A spectacular failure: Royal Ballet’s MaddAddam reviewed

Plus: why Pina Bausch's Rite of Spring is overrated

The sets, lighting and video are all highly sophisticated but the dance is a wretch muddle: Wayne McGregor's MaddAddam. Image: ©Karolina Kuras 
issue 23 November 2024

Adapting ballets out of plot-heavy novels set in fantasy locations and populated with multiple characters is a rubbish idea. The profound truth of such a proposal is forcefully borne out by the wretched muddle of Wayne McGregor’s MaddAddam, an over-inflated farrago drawn from a triptych of visionary fictions by Margaret Atwood.

McGregor – hugely talented and energetic as he is – needs to calm down and slow down and think small

Where to start? Apocalyptic themes – political, environmental and ‘societal’ – are evoked in images and spoken narration without McGregor having any means in his hyperactive choreographic vocabulary to translate them meaningfully into dance. Only those who are already au fait with Atwood’s extremely complex and wilfully ambiguous narratives will be able to penetrate, let alone navigate, what the hell is going on.

The first act takes place in the aftermath of a pandemic in which a figure known as the Snowman leads a posse of engineered hominids out into a depopulated world.
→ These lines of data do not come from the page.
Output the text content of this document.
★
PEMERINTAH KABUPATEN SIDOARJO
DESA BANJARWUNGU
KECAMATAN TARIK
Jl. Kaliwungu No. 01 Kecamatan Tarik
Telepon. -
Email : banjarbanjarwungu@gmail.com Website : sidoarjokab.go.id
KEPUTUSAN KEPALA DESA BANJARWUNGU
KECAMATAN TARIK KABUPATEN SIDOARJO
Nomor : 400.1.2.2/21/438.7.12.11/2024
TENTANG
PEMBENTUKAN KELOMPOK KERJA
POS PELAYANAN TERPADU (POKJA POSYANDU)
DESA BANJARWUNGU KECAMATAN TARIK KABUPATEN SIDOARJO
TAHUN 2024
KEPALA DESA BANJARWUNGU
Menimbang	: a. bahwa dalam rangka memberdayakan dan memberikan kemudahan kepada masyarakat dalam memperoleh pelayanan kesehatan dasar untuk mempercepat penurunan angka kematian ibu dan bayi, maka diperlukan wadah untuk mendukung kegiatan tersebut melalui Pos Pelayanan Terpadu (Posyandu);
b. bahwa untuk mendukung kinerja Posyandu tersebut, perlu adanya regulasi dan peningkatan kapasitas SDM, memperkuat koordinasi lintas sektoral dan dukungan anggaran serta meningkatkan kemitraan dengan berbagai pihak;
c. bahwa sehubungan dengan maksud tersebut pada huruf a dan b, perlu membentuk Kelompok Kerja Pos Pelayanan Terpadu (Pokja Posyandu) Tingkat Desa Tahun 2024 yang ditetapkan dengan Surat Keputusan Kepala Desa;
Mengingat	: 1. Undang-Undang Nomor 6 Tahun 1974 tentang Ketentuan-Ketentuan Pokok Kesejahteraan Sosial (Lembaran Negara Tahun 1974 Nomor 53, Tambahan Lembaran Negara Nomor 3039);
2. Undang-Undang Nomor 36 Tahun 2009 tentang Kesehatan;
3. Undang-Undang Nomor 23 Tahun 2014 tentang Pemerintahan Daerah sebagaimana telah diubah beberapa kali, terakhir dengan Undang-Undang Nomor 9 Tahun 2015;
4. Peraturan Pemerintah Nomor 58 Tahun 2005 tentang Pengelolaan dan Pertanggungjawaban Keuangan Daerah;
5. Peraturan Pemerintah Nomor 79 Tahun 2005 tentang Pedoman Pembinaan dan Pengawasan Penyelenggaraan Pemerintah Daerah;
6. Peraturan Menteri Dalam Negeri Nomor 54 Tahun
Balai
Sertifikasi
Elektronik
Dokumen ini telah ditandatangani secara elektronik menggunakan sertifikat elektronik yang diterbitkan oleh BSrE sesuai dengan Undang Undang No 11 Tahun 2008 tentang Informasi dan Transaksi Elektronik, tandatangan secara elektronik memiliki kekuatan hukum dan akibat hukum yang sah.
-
The second act moves back and forth chronologically, focusing on an ‘eco-pacifist’ sect called God’s Gardeners who float about benignly in white underwear. The third act, set ‘some generations after the Waterless Flood’, shows the hominids crossed with humans, a new race, very agitated about something unspecific.

If this sounds intriguing, I can only say that it represents the very maximum of sense that I could draw out of the extended synopsis in the programme – I haven’t a clue where Blanco or Blackbeard or the Painballers or Pigoons fit in – and that’s because McGregor has everyone moving in the same idiom, with contortions made up of violent stretching and pelvic jerking. The result is that it’s impossible to work out whose side one is meant to be on, or indeed what emotion anyone is feeling. Dance is wonderfully and bottomlessly expressive, of course, but it cannot bear the weight that this scenario dumps on it.

Trying to find something nice to say, I would admit that the quality of some wonderful dancers – Fumi Kaneko, Melissa Hamilton, Joseph Sissens, and Marco Masciari among them – briefly shines through the mess.